Une bibliothèque de rue, c’est quoi ?

Ce sont des gens, adultes et enfants, qui se retrouvent pour lire ensemble dans la rue.

Qui sont ces gens ? Des enfants, des animateurs, et les familles des enfants et habitants du quartier.

Quels sont ces livres ? Ceux qu’ils ont plaisir à partager.

Dans quelles rues ? Dans les rues de quartiers défavorisés

Les bibliothèques de rue d’aujourd’hui sont à la croisée de deux démarches.

 

Du côté des bibliothèques institutionnelles…..

Rendre le livre plus accessible en venant à la rencontre du lecteur n’est pas une idée récente.

Les bibliothèques hors les murs existent depuis la seconde moitié du 19ème siècle en France et apparaissent d’abord dans les hôpitaux, les écoles et les prisons. Ce sont des lieux de lecture en dehors des murs de la bibliothèque.

Vers 1850 on imagine les premières bibliothèques mobiles au Royaume Uni pour desservir les populations rurales ; une charrette contenant des livres, tirée par un ou plusieurs chevaux et est conduite par un bibliothécaire.

Même chose aux Etats Unis en 1905 dans le Maryland. Le bibliobus, La fréquence régulière des tournées du bibliobus fait naître une attente de la part de leur public et des liens affectifs.

Des projets naissent en France dans les années 30, avec la conception d’un véhicule destiné aux campagnes isolées et aux colonies françaises, mais l’engin ne voit pas le jour, il s’agissait d’un prototype de bus mis au point par Renault à la demande du président de l’Association des Bibliothécaires de France, Henri Lemaitre. Mais en1933 le projet de bibliobus est relancé dans l’Aisne puis dans la Marne…il fait ses preuves et se généralise en France.

Entre 1980 et 1999, chaque département est doté d’une BDP (Bibliothèque Départementale de Prêt). Leurs missions évoluent. L’un des premiers changements est le passage de BDP à Médiathèque départementale, et la notion de prêt se transforme au profit d’un rôle d’animateur de territoire.

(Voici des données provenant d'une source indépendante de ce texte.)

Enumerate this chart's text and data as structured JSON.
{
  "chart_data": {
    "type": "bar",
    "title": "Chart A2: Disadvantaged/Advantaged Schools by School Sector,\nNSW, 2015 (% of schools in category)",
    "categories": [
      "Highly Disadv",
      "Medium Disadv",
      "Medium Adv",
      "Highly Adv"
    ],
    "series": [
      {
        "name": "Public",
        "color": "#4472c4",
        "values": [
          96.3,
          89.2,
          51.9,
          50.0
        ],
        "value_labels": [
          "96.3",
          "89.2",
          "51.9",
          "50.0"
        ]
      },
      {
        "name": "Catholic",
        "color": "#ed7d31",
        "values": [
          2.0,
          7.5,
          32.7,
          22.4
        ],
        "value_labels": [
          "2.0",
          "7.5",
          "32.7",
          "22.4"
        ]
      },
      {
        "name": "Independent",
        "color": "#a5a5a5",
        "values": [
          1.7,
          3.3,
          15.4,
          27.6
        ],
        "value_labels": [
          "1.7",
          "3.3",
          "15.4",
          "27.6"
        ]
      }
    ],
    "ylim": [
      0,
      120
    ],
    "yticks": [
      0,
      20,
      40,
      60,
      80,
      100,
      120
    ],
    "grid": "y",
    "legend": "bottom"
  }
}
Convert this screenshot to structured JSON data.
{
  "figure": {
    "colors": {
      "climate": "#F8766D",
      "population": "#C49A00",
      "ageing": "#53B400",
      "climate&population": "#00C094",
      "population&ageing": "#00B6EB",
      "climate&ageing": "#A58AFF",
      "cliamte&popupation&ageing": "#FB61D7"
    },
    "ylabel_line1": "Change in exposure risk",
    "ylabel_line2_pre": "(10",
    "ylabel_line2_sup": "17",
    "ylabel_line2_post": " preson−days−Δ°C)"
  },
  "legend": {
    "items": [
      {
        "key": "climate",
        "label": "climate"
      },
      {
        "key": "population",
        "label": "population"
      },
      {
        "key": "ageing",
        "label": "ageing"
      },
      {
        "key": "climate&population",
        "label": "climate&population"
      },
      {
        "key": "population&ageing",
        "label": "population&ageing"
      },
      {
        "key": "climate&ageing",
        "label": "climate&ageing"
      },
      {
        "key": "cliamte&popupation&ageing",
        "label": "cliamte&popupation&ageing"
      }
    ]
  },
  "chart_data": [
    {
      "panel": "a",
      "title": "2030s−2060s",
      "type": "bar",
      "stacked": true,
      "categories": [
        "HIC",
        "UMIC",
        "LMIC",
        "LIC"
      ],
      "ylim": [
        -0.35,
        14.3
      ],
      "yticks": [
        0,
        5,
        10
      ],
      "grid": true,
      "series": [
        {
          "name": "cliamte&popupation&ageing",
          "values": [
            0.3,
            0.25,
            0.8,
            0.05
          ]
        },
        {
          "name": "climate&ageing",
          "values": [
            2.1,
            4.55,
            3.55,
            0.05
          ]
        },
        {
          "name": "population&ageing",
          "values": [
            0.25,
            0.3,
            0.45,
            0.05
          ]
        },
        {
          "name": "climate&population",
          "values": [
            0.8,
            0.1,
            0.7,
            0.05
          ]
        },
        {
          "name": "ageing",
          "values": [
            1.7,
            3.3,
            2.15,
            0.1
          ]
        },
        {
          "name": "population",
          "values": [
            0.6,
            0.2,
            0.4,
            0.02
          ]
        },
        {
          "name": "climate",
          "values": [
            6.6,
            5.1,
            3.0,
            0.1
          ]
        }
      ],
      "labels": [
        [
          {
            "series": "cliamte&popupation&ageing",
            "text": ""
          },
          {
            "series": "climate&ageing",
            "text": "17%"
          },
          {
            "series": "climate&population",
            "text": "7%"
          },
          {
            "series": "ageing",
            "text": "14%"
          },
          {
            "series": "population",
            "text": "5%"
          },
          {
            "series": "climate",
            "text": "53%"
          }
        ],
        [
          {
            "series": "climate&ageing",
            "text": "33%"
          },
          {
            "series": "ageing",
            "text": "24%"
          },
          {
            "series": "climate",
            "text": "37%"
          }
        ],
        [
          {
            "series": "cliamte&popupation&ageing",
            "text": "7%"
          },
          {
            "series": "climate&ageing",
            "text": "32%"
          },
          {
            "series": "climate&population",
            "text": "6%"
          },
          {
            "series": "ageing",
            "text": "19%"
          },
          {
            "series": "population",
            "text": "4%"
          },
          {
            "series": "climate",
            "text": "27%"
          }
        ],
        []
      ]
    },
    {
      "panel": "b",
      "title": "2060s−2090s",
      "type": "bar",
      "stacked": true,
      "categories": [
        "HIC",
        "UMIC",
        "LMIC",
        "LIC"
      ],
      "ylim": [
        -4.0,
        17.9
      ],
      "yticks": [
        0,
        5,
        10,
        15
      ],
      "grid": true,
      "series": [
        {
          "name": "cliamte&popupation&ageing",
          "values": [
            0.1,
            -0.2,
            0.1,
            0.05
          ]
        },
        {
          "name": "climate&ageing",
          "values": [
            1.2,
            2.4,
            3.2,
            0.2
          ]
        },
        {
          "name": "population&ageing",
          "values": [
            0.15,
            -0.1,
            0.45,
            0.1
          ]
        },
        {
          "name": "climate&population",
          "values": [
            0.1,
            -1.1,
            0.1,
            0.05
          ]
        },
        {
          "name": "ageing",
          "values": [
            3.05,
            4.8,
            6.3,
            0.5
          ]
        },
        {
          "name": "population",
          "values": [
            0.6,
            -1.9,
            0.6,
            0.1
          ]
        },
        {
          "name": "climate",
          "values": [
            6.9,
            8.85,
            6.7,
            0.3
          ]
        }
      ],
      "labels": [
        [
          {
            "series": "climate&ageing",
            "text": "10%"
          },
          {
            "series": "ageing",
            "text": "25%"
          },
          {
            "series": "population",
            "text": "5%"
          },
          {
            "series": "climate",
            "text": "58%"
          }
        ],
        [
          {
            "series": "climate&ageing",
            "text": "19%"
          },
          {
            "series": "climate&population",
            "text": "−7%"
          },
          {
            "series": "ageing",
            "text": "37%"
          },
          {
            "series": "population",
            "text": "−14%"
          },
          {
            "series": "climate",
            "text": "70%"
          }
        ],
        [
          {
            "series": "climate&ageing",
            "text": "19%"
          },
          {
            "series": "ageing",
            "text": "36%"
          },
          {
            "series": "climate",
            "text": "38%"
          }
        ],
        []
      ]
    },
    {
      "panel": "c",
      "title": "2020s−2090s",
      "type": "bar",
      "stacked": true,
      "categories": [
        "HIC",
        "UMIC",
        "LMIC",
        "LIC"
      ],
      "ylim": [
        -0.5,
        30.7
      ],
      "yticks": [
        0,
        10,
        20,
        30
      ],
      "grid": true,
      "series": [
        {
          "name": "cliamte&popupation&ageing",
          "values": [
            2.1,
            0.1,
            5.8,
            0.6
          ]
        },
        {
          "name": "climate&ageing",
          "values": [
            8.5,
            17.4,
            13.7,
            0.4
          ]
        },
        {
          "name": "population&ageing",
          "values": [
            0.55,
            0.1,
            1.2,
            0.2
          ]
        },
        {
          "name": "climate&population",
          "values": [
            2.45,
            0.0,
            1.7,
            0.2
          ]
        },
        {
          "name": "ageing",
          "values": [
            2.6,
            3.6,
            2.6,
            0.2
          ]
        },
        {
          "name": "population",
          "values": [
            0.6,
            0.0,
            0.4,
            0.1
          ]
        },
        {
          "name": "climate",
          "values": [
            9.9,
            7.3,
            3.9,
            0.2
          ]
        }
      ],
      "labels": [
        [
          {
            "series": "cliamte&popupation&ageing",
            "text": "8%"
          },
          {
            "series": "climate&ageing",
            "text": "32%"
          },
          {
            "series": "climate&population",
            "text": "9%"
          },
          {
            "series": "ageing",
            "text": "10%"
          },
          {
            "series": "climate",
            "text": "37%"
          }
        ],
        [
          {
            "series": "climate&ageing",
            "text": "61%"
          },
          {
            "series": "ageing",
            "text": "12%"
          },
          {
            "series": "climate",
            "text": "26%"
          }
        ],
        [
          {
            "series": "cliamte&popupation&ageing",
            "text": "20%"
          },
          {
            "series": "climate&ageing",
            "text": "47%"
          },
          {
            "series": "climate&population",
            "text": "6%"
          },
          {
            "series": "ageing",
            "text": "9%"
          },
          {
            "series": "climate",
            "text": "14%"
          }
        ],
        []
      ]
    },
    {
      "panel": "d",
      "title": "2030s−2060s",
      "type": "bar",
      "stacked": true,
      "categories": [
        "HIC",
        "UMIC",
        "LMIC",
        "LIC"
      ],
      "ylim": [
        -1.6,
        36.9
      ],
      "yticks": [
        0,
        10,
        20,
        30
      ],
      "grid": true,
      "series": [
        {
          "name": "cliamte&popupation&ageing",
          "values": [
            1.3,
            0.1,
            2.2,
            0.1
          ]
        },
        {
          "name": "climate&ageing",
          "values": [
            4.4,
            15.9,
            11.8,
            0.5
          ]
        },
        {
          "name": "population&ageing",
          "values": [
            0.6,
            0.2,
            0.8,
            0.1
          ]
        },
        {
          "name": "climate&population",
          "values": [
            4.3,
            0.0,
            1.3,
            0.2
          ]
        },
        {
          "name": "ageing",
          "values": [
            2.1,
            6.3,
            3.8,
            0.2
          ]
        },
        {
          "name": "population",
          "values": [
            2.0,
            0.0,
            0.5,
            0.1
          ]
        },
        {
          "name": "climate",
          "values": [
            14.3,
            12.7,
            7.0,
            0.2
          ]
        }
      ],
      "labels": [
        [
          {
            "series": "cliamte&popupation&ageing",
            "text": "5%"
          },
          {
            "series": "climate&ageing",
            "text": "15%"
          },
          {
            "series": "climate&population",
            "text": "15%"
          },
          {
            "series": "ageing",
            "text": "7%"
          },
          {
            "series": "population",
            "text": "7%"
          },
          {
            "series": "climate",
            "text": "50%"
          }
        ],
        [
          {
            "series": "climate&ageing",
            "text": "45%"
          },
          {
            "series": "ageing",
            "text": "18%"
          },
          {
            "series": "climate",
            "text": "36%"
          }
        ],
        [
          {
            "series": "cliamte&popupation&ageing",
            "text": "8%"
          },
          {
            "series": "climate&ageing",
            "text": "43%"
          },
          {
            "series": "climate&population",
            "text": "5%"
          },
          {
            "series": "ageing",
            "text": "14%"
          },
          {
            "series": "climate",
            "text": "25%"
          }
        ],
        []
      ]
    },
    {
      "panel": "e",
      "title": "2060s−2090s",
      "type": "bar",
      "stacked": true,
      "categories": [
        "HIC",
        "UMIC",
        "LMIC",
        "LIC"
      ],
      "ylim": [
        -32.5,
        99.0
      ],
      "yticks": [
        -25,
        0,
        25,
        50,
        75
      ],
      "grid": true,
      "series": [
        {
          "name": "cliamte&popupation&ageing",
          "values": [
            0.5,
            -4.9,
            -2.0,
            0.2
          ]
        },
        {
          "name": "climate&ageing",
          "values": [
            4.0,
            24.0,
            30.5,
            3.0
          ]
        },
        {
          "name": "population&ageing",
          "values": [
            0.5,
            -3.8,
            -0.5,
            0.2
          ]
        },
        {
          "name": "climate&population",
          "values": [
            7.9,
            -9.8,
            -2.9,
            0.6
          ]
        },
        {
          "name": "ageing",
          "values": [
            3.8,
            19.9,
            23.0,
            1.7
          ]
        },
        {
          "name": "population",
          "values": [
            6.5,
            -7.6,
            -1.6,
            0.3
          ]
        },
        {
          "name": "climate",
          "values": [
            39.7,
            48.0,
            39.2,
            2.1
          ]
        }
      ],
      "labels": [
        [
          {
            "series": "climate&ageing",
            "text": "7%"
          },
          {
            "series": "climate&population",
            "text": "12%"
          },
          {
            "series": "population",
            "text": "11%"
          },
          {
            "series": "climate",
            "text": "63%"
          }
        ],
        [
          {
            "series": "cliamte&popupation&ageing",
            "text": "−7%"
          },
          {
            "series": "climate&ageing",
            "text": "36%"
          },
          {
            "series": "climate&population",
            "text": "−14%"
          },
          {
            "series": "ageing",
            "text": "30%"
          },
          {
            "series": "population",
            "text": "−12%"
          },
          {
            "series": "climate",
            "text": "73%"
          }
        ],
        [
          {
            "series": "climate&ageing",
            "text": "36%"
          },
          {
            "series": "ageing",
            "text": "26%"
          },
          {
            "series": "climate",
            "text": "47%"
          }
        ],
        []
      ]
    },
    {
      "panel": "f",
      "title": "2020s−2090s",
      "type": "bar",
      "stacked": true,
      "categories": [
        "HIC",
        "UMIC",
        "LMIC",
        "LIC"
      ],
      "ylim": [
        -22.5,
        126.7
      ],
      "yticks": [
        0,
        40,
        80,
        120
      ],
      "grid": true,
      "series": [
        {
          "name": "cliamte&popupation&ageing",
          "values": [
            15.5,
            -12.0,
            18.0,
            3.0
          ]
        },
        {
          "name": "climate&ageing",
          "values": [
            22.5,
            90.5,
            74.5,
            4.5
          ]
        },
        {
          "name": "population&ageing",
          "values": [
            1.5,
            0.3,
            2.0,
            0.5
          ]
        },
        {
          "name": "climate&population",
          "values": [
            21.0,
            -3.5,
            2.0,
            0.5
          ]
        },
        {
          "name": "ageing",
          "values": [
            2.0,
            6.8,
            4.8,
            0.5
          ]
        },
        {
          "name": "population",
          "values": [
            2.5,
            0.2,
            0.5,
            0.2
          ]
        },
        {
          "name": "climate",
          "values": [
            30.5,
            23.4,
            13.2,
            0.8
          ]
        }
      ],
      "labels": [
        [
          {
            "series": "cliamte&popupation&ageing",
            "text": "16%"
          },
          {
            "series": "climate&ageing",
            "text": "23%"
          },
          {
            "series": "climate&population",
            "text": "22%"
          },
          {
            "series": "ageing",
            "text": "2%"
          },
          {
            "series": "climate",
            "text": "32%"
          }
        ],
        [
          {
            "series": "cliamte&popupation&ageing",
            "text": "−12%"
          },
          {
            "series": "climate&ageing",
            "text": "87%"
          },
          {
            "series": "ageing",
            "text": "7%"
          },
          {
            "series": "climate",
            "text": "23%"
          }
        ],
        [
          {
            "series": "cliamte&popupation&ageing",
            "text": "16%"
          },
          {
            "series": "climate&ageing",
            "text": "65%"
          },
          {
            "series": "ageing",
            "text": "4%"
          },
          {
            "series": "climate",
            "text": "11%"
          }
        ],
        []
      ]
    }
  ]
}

Puis dans les années 2000, apparaît la notion de Bibliothèque hors les murs sans véhicule, ce qui permet de proposer des implantations plus variées et plus nombreuses. Ces actions hors les murs se déroulent surtout en ville, où d’autres moyens de déplacement existent, avec les transports en commun ou l’utilisation des parcs et jardins pour installer une bibliothèque.

Le principal exemple de ces interventions hors les murs sans véhicule est celui des bibliothèques de la ville de Paris.

Selon Laurence Tertian, coordinatrice des bibliothèques hors les murs à Paris, jusqu’en octobre 2016, cette initiative fut lancée sur le modèle des actions menées par ATD Quart-Monde qui sont « à l’origine de tout, c’est une évidence ».

Aujourd’hui, de nombreux pays dépourvus de réseau de lecture publique mettent en œuvre des bibliobus en utilisant les ressources locales : en Argentine à dos d’âne, au Kenya avec des dromadaires, en Mongolie avec des chameaux, au Cambodge avec des éléphants, en Indonésie à dos de cheval, les bateaux au Laos ou en Finlande, les taxis en Haïti, le vélo en Afghanistan etc.

 

Du côté d’ ATD Quart Monde

L’histoire des bibliothèques de rue d’ATD Quart Monde est liée un homme, un prêtre, Joseph Wresinski, lui même relié à une population, le Quart-Monde, ensemble ils ont créée un Mouvement, ATD Quart Monde.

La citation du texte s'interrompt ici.